Only Progress spacecraft with a Kosmos designation

Kosmos 1669 (Космос-1669) was a Progress spacecraft used to resupply the Salyut 7 space station. It was a Progress 7K-TG spacecraft with the serial number 126.

==Mission==
Kosmos-1669 was launched by a Soyuz-U carrier rocket from Site 1/5 at the Baikonur Cosmodrome, at 13:05 UTC on 19 July 1985. The spacecraft docked with the aft port of Salyut 7 at 15:05 UTC on 21 July 1985. Following undocking on 28 August 1985, it moved away from the station, before returning and redocking to test the reliability of the docking system. It undocked for a second time at 21:50 UTC, and was deorbited on 30 August 1985, with the spacecraft burning up over the Pacific Ocean at 01:20 UTC.

==Salyut-7==
Kosmos-1669 was the second cargo spacecraft (after Progress 24) to visit Salyut 7 after its reactivation, and also the last Progress flight as part of the Salyut programme. It delivered new spacesuit, to replace ones damaged by cold temperatures whilst Salyut 7 was deactivated, as well as replacement parts and consumables. This Progress mission was followed by one last cargo mission to Salyut 7, but carried out by an TKS spacecraft: TKS-4, which would become the fourth and last flight of an TKS spacecraft. The next following mission of a Progress cargo spacecraft, Progress 25, flew to Mir.

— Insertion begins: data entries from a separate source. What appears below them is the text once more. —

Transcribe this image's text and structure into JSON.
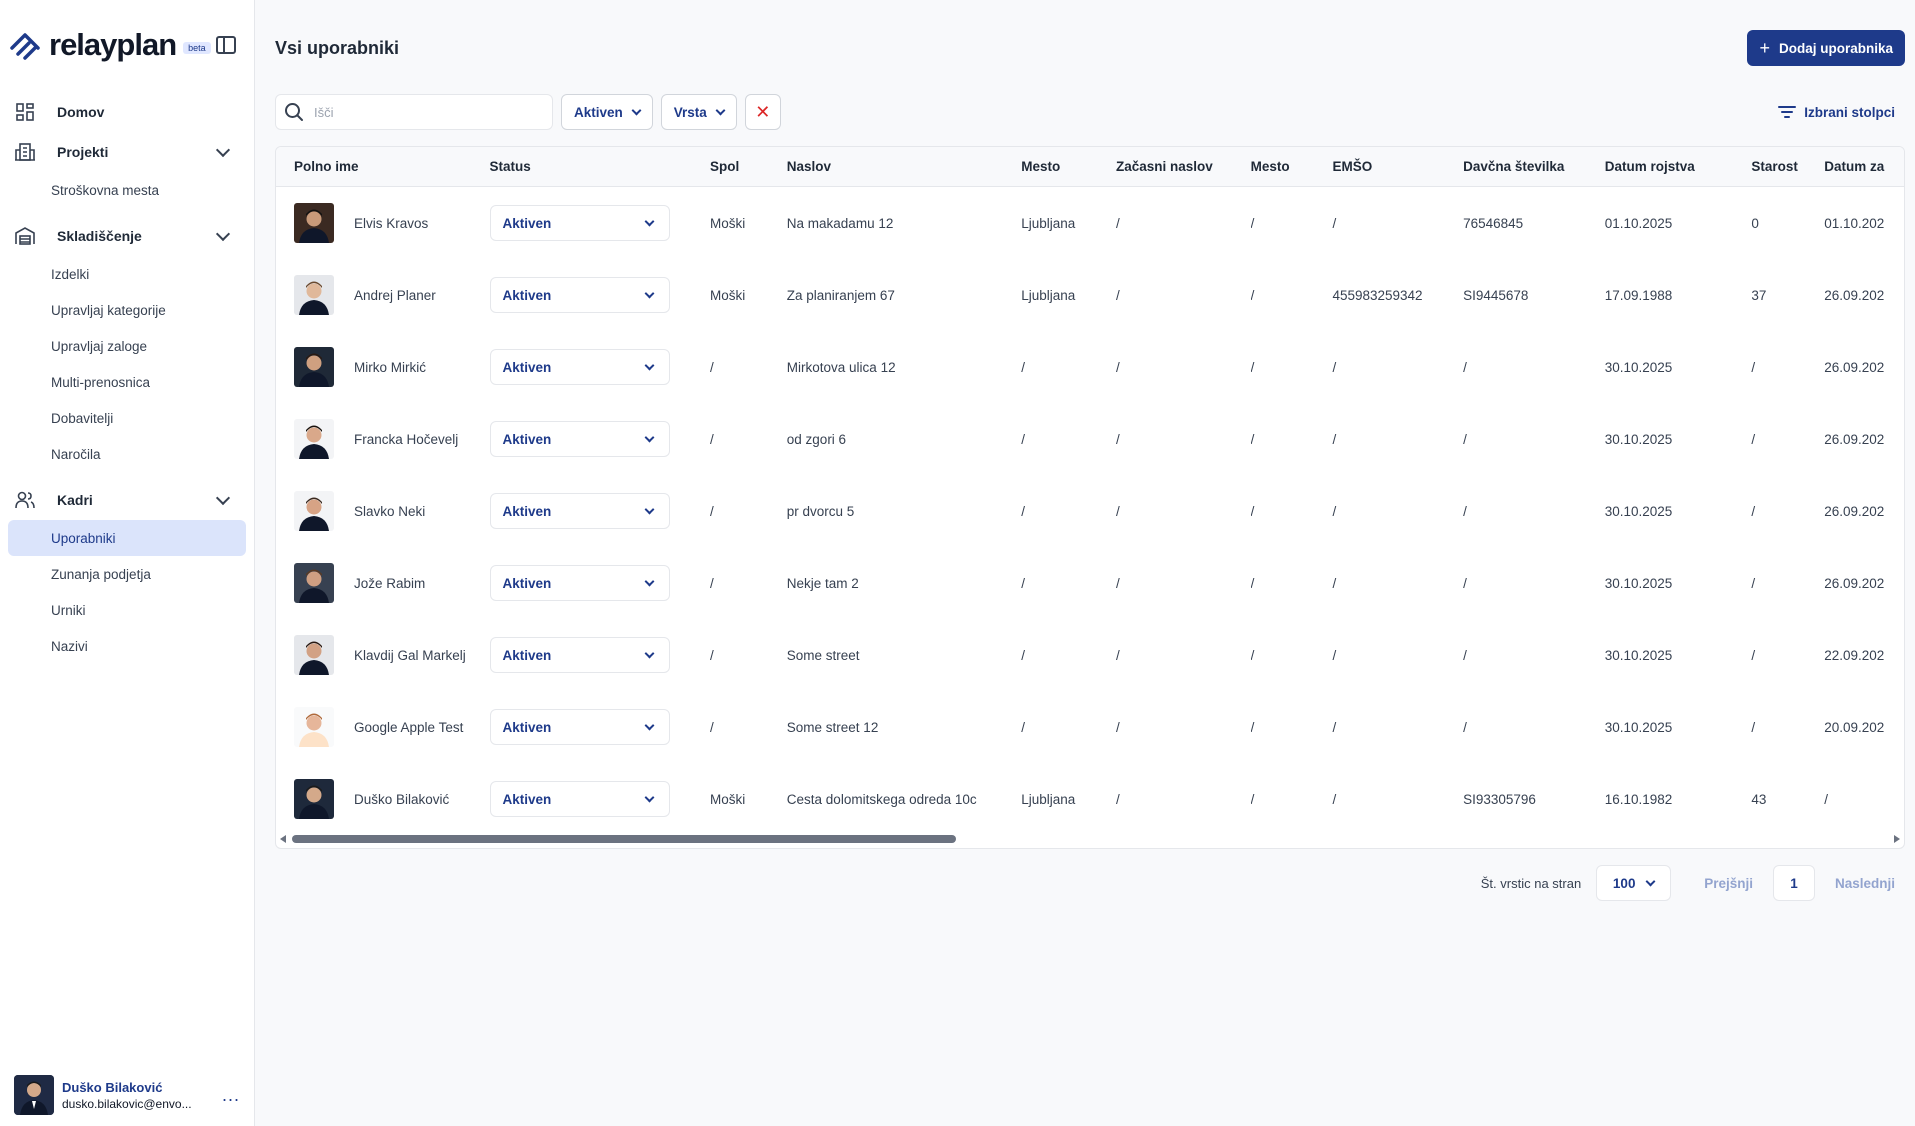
{
  "app": {
    "brand_name": "relayplan",
    "beta_label": "beta"
  },
  "sidebar": {
    "groups": [
      {
        "label": "Domov",
        "icon": "grid-icon",
        "expandable": false,
        "items": []
      },
      {
        "label": "Projekti",
        "icon": "building-icon",
        "expandable": true,
        "items": [
          "Stroškovna mesta"
        ]
      },
      {
        "label": "Skladiščenje",
        "icon": "warehouse-icon",
        "expandable": true,
        "items": [
          "Izdelki",
          "Upravljaj kategorije",
          "Upravljaj zaloge",
          "Multi-prenosnica",
          "Dobavitelji",
          "Naročila"
        ]
      },
      {
        "label": "Kadri",
        "icon": "users-icon",
        "expandable": true,
        "items": [
          "Uporabniki",
          "Zunanja podjetja",
          "Urniki",
          "Nazivi"
        ]
      }
    ],
    "active_item": "Uporabniki",
    "user": {
      "name": "Duško Bilaković",
      "email": "dusko.bilakovic@envo...",
      "more": "..."
    }
  },
  "header": {
    "title": "Vsi uporabniki",
    "add_button": "Dodaj uporabnika"
  },
  "filters": {
    "search_placeholder": "Išči",
    "status_chip": "Aktiven",
    "type_chip": "Vrsta",
    "columns_button": "Izbrani stolpci"
  },
  "table": {
    "columns": [
      "Polno ime",
      "Status",
      "Spol",
      "Naslov",
      "Mesto",
      "Začasni naslov",
      "Mesto",
      "EMŠO",
      "Davčna številka",
      "Datum rojstva",
      "Starost",
      "Datum za"
    ],
    "rows": [
      {
        "name": "Elvis Kravos",
        "status": "Aktiven",
        "gender": "Moški",
        "address": "Na makadamu 12",
        "city": "Ljubljana",
        "temp_address": "/",
        "temp_city": "/",
        "emso": "/",
        "tax": "76546845",
        "birth": "01.10.2025",
        "age": "0",
        "date": "01.10.202"
      },
      {
        "name": "Andrej Planer",
        "status": "Aktiven",
        "gender": "Moški",
        "address": "Za planiranjem 67",
        "city": "Ljubljana",
        "temp_address": "/",
        "temp_city": "/",
        "emso": "455983259342",
        "tax": "SI9445678",
        "birth": "17.09.1988",
        "age": "37",
        "date": "26.09.202"
      },
      {
        "name": "Mirko Mirkić",
        "status": "Aktiven",
        "gender": "/",
        "address": "Mirkotova ulica 12",
        "city": "/",
        "temp_address": "/",
        "temp_city": "/",
        "emso": "/",
        "tax": "/",
        "birth": "30.10.2025",
        "age": "/",
        "date": "26.09.202"
      },
      {
        "name": "Francka Hočevelj",
        "status": "Aktiven",
        "gender": "/",
        "address": "od zgori 6",
        "city": "/",
        "temp_address": "/",
        "temp_city": "/",
        "emso": "/",
        "tax": "/",
        "birth": "30.10.2025",
        "age": "/",
        "date": "26.09.202"
      },
      {
        "name": "Slavko Neki",
        "status": "Aktiven",
        "gender": "/",
        "address": "pr dvorcu 5",
        "city": "/",
        "temp_address": "/",
        "temp_city": "/",
        "emso": "/",
        "tax": "/",
        "birth": "30.10.2025",
        "age": "/",
        "date": "26.09.202"
      },
      {
        "name": "Jože Rabim",
        "status": "Aktiven",
        "gender": "/",
        "address": "Nekje tam 2",
        "city": "/",
        "temp_address": "/",
        "temp_city": "/",
        "emso": "/",
        "tax": "/",
        "birth": "30.10.2025",
        "age": "/",
        "date": "26.09.202"
      },
      {
        "name": "Klavdij Gal Markelj",
        "status": "Aktiven",
        "gender": "/",
        "address": "Some street",
        "city": "/",
        "temp_address": "/",
        "temp_city": "/",
        "emso": "/",
        "tax": "/",
        "birth": "30.10.2025",
        "age": "/",
        "date": "22.09.202"
      },
      {
        "name": "Google Apple Test",
        "status": "Aktiven",
        "gender": "/",
        "address": "Some street 12",
        "city": "/",
        "temp_address": "/",
        "temp_city": "/",
        "emso": "/",
        "tax": "/",
        "birth": "30.10.2025",
        "age": "/",
        "date": "20.09.202"
      },
      {
        "name": "Duško Bilaković",
        "status": "Aktiven",
        "gender": "Moški",
        "address": "Cesta dolomitskega odreda 10c",
        "city": "Ljubljana",
        "temp_address": "/",
        "temp_city": "/",
        "emso": "/",
        "tax": "SI93305796",
        "birth": "16.10.1982",
        "age": "43",
        "date": "/"
      }
    ]
  },
  "pagination": {
    "rows_per_page_label": "Št. vrstic na stran",
    "rows_per_page": "100",
    "prev": "Prejšnji",
    "page": "1",
    "next": "Naslednji"
  },
  "colors": {
    "primary": "#1e3a8a",
    "active_nav_bg": "#dbe4fb",
    "clear_icon": "#dc2626"
  }
}
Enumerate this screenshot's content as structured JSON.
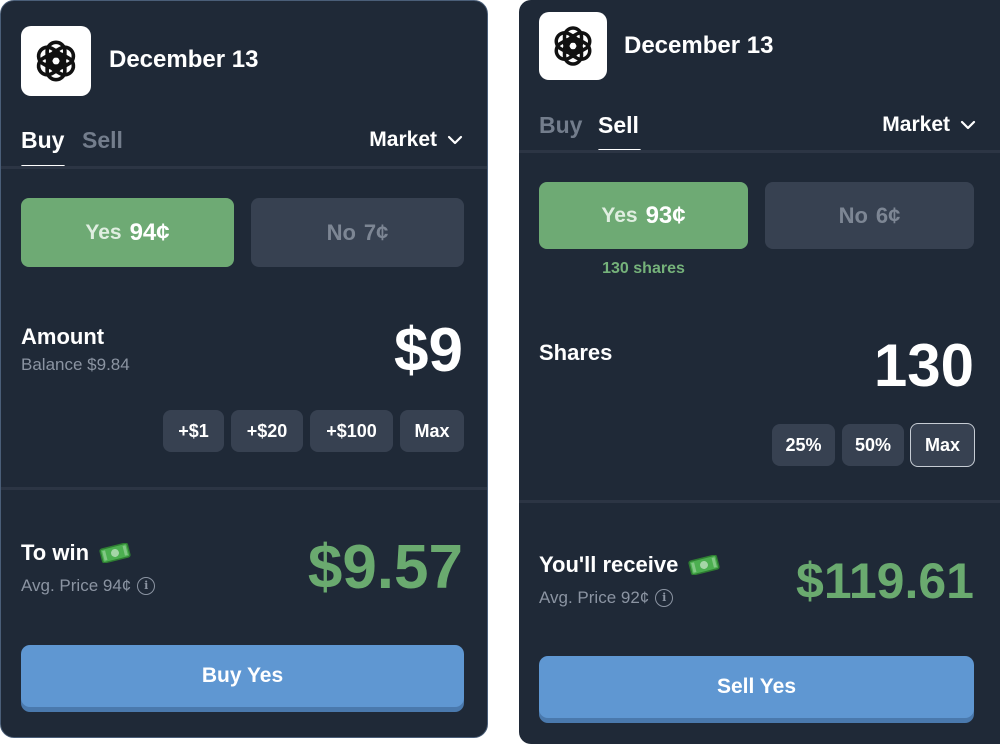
{
  "buy_panel": {
    "title": "December 13",
    "logo_icon": "openai-logo-icon",
    "tabs": [
      "Buy",
      "Sell"
    ],
    "active_tab": "Buy",
    "order_type": "Market",
    "yes": {
      "label": "Yes",
      "price": "94¢"
    },
    "no": {
      "label": "No",
      "price": "7¢"
    },
    "amount_label": "Amount",
    "balance": "Balance $9.84",
    "amount_value": "$9",
    "chips": [
      "+$1",
      "+$20",
      "+$100",
      "Max"
    ],
    "result_label": "To win",
    "avg_price": "Avg. Price 94¢",
    "result_value": "$9.57",
    "cta": "Buy Yes"
  },
  "sell_panel": {
    "title": "December 13",
    "logo_icon": "openai-logo-icon",
    "tabs": [
      "Buy",
      "Sell"
    ],
    "active_tab": "Sell",
    "order_type": "Market",
    "yes": {
      "label": "Yes",
      "price": "93¢"
    },
    "no": {
      "label": "No",
      "price": "6¢"
    },
    "shares_held": "130 shares",
    "shares_label": "Shares",
    "shares_value": "130",
    "chips": [
      "25%",
      "50%",
      "Max"
    ],
    "result_label": "You'll receive",
    "avg_price": "Avg. Price 92¢",
    "result_value": "$119.61",
    "cta": "Sell Yes"
  },
  "colors": {
    "panel_bg": "#1f2937",
    "yes_green": "#6eaa74",
    "no_gray": "#374151",
    "payout_green": "#6aaa6f",
    "cta_blue": "#5f97d2"
  }
}
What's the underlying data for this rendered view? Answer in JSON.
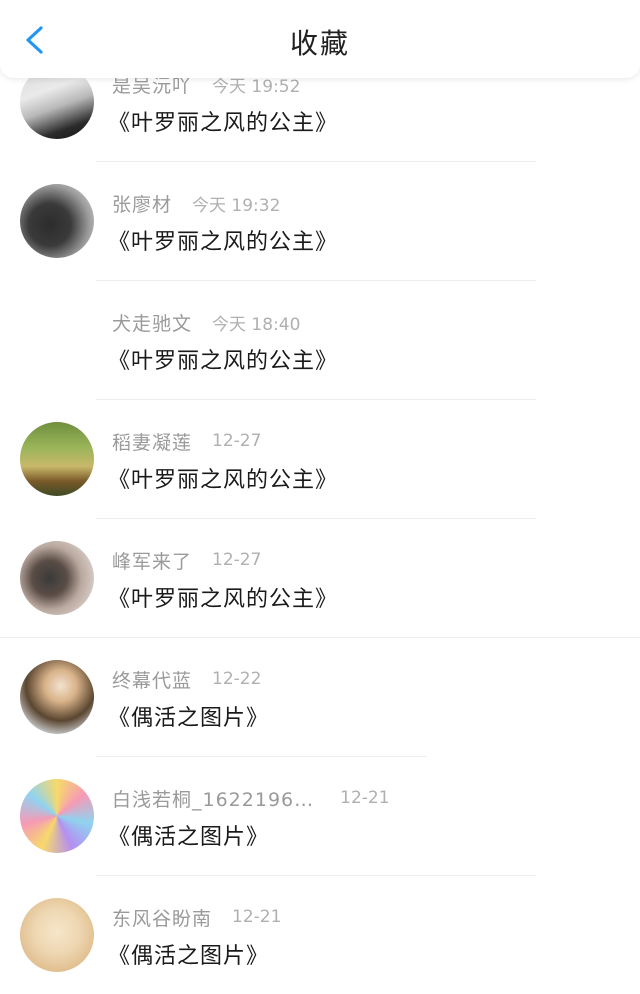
{
  "header": {
    "title": "收藏",
    "back_icon": "chevron-left-icon",
    "accent": "#2196f3"
  },
  "favorites": [
    {
      "name": "是吴沅吖",
      "time": "今天 19:52",
      "title": "《叶罗丽之风的公主》",
      "avatar": "photo-avatar"
    },
    {
      "name": "张廖材",
      "time": "今天 19:32",
      "title": "《叶罗丽之风的公主》",
      "avatar": "photo-avatar"
    },
    {
      "name": "犬走驰文",
      "time": "今天 18:40",
      "title": "《叶罗丽之风的公主》",
      "avatar": "blank-avatar"
    },
    {
      "name": "稻妻凝莲",
      "time": "12-27",
      "title": "《叶罗丽之风的公主》",
      "avatar": "photo-avatar"
    },
    {
      "name": "峰军来了",
      "time": "12-27",
      "title": "《叶罗丽之风的公主》",
      "avatar": "photo-avatar"
    },
    {
      "name": "终幕代蓝",
      "time": "12-22",
      "title": "《偶活之图片》",
      "avatar": "photo-avatar"
    },
    {
      "name": "白浅若桐_1622196…",
      "time": "12-21",
      "title": "《偶活之图片》",
      "avatar": "photo-avatar"
    },
    {
      "name": "东风谷盼南",
      "time": "12-21",
      "title": "《偶活之图片》",
      "avatar": "photo-avatar"
    }
  ]
}
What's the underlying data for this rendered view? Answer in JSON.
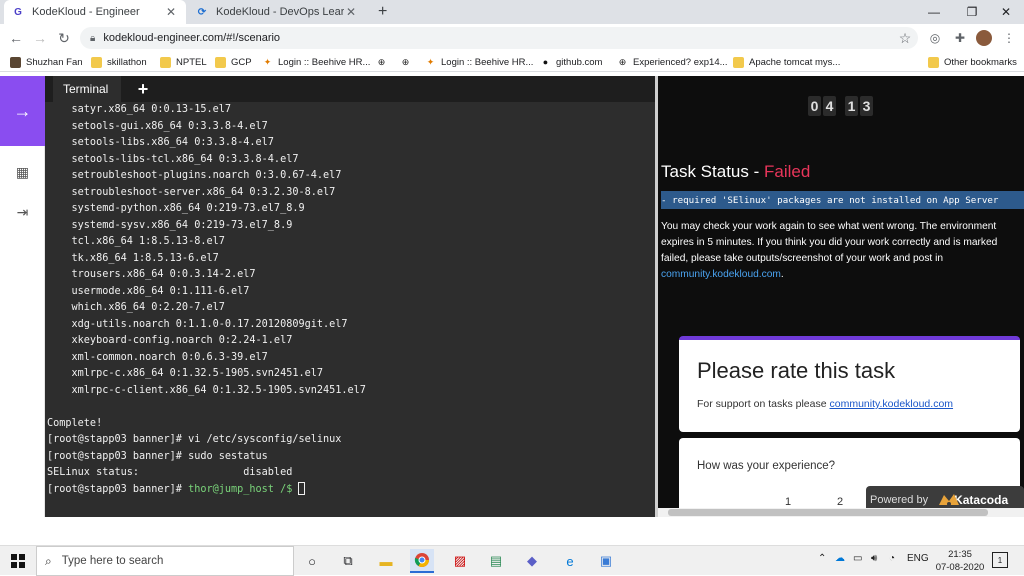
{
  "browser": {
    "tabs": [
      {
        "title": "KodeKloud - Engineer",
        "favicon": "G"
      },
      {
        "title": "KodeKloud - DevOps Learning C",
        "favicon": "kodekloud-icon"
      }
    ],
    "url": "kodekloud-engineer.com/#!/scenario",
    "bookmarks": [
      "Shuzhan Fan",
      "skillathon",
      "NPTEL",
      "GCP",
      "Login :: Beehive HR...",
      "Login :: Beehive HR...",
      "github.com",
      "Experienced? exp14...",
      "Apache tomcat mys...",
      "Other bookmarks"
    ]
  },
  "terminal": {
    "tab_label": "Terminal",
    "lines": [
      "    satyr.x86_64 0:0.13-15.el7",
      "    setools-gui.x86_64 0:3.3.8-4.el7",
      "    setools-libs.x86_64 0:3.3.8-4.el7",
      "    setools-libs-tcl.x86_64 0:3.3.8-4.el7",
      "    setroubleshoot-plugins.noarch 0:3.0.67-4.el7",
      "    setroubleshoot-server.x86_64 0:3.2.30-8.el7",
      "    systemd-python.x86_64 0:219-73.el7_8.9",
      "    systemd-sysv.x86_64 0:219-73.el7_8.9",
      "    tcl.x86_64 1:8.5.13-8.el7",
      "    tk.x86_64 1:8.5.13-6.el7",
      "    trousers.x86_64 0:0.3.14-2.el7",
      "    usermode.x86_64 0:1.111-6.el7",
      "    which.x86_64 0:2.20-7.el7",
      "    xdg-utils.noarch 0:1.1.0-0.17.20120809git.el7",
      "    xkeyboard-config.noarch 0:2.24-1.el7",
      "    xml-common.noarch 0:0.6.3-39.el7",
      "    xmlrpc-c.x86_64 0:1.32.5-1905.svn2451.el7",
      "    xmlrpc-c-client.x86_64 0:1.32.5-1905.svn2451.el7",
      "",
      "Complete!",
      "[root@stapp03 banner]# vi /etc/sysconfig/selinux",
      "[root@stapp03 banner]# sudo sestatus",
      "SELinux status:                 disabled"
    ],
    "last_prompt": "[root@stapp03 banner]# ",
    "last_prompt_green": "thor@jump_host /$ "
  },
  "task": {
    "timer": [
      "0",
      "4",
      "1",
      "3"
    ],
    "status_label": "Task Status - ",
    "status_value": "Failed",
    "message": "- required 'SElinux' packages are not installed on App Server",
    "body": "You may check your work again to see what went wrong. The environment expires in 5 minutes. If you think you did your work correctly and is marked failed, please take outputs/screenshot of your work and post in ",
    "body_link": "community.kodekloud.com",
    "body_end": ".",
    "rate_title": "Please rate this task",
    "rate_support": "For support on tasks please ",
    "rate_support_link": "community.kodekloud.com",
    "experience_question": "How was your experience?",
    "rating_options": [
      "1",
      "2"
    ],
    "powered_by": "Powered by",
    "powered_brand": "Katacoda"
  },
  "taskbar": {
    "search_placeholder": "Type here to search",
    "language": "ENG",
    "time": "21:35",
    "date": "07-08-2020",
    "notification_count": "1"
  }
}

As of 2009, Kosmos-1669 is the only Progress spacecraft to have received a Kosmos designation, which are usually reserved for military, experimental and failed spacecraft. It has been reported that this may have been an error due to confusion with a TKS spacecraft which later became Kosmos 1686, or that the spacecraft may have gone out of control shortly after launch, but then been recovered after the Kosmos designation had been applied. Alternatively, it could have been given the designation as it was used to test modifications that would be used on future Progress missions. Some news agencies reported that it was a free-flying Progress-derived spacecraft, or that it was a new type of spacecraft derived from the Progress.